Now, again, I’m sure lots of couples do photos that highlight both the bride and the groom, but it does seem that starting with the wedding, a lot of marriages get off on the wrong foot — it’s “her big day.” She does most of the planning (and most of the paying too, if we’re being honest), and gets to make most of the choices. There’s nothing wrong with that, as most guys don’t really care which greenery is used in the flower arrangements.
But whether a couple is just starting out, or they’ve been together for a while, it’s important to be a we. And when you’re trying to make the most of your oneness, here are 5 ways a little effort goes a long way.
A friend of mine and her husband were talking with another couple. The other guy complained that his wife takes way too long to get ready. “And when she shaves her legs,” he said, “it takes even longer!” My friend’s husband was silent for a moment and then responded. “Your wife shaves her legs??” My friend didn’t know whether to laugh or kill him.
Sometimes in marriage, it’s the little things that add up—little positive things or little negative things—and influence the way we feel about the relationship overall. The good news is that with minimal effort, you can form some habits that keep the positive vibes flowing and your marriage going strong.
1. Little courtesies
Running late? Send him a text to let him know. Making a meal plan for the week? Ask him which favorites he’s in the mood for. Driving by the dry cleaners on your way home from work? Pick up his shirts. None of these require great effort, but say quietly, “I care, and I was thinking about you.”
2. Parenting partnership
Volumes have been written about the need for couples to work together in their parenting. Keep yourself accountable to run important decisions by your husband rather than acting like a one-woman show. He’ll feel validated, and your children will benefit from the knowledge that mom and dad agree on the rules.
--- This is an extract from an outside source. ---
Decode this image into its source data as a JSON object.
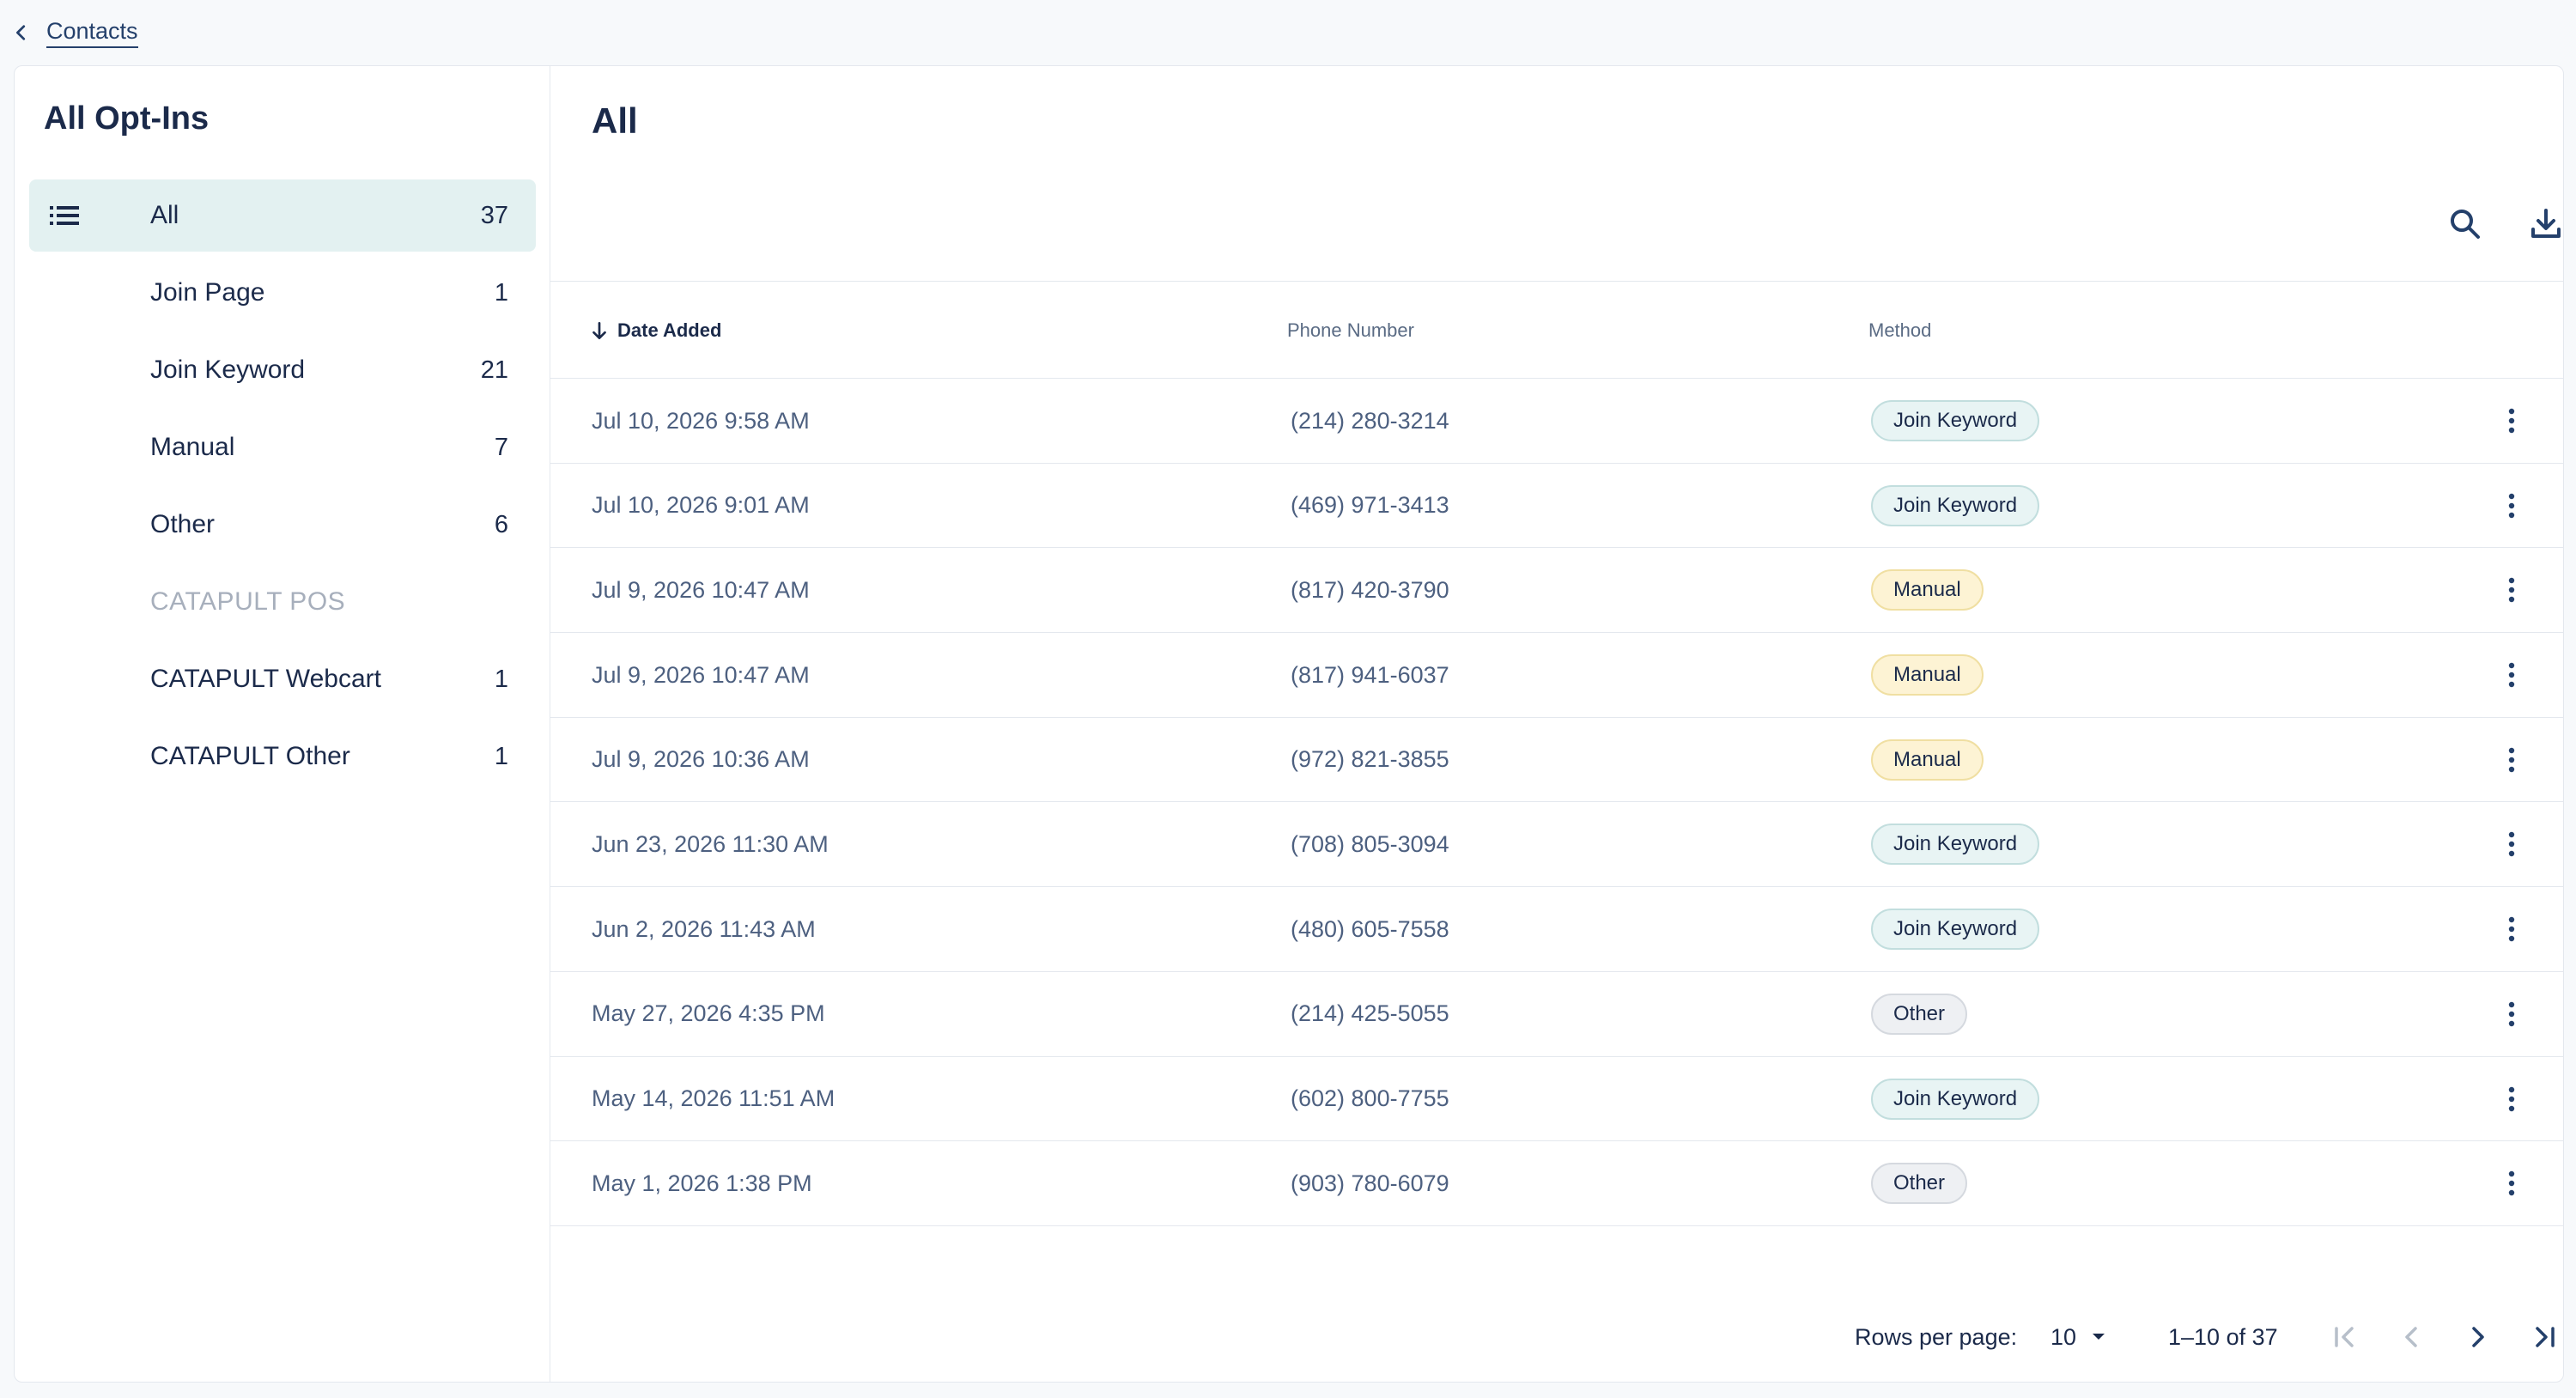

Aretha Franklin told us it was important, but we sometimes forget. For men, the respect thing is big—bigger than you probably know. That doesn’t mean that you don’t have a right to disagree, but the manner and tone in which you disagree can keep your relationship intact when the discussion is over.
4. Money manners
Couples fight about money more than anything else. So nip that tension in the bud by communicating honestly and responsibly about spending decisions. Resist the urge to strike out on your own with a big purchase with the thought that it’s “easier to get forgiveness than permission.” Because honestly—wouldn’t you rather him show you the same courtesy, too?
5. House rules
Does your husband have a pet peeve or a specific thing around the house that really matters to him? Then by all means, try to help him out. If it drives him nuts to open three bottles of ketchup before the first one is empty—empty one bottle at a time. Very little effort for you—big relief to him.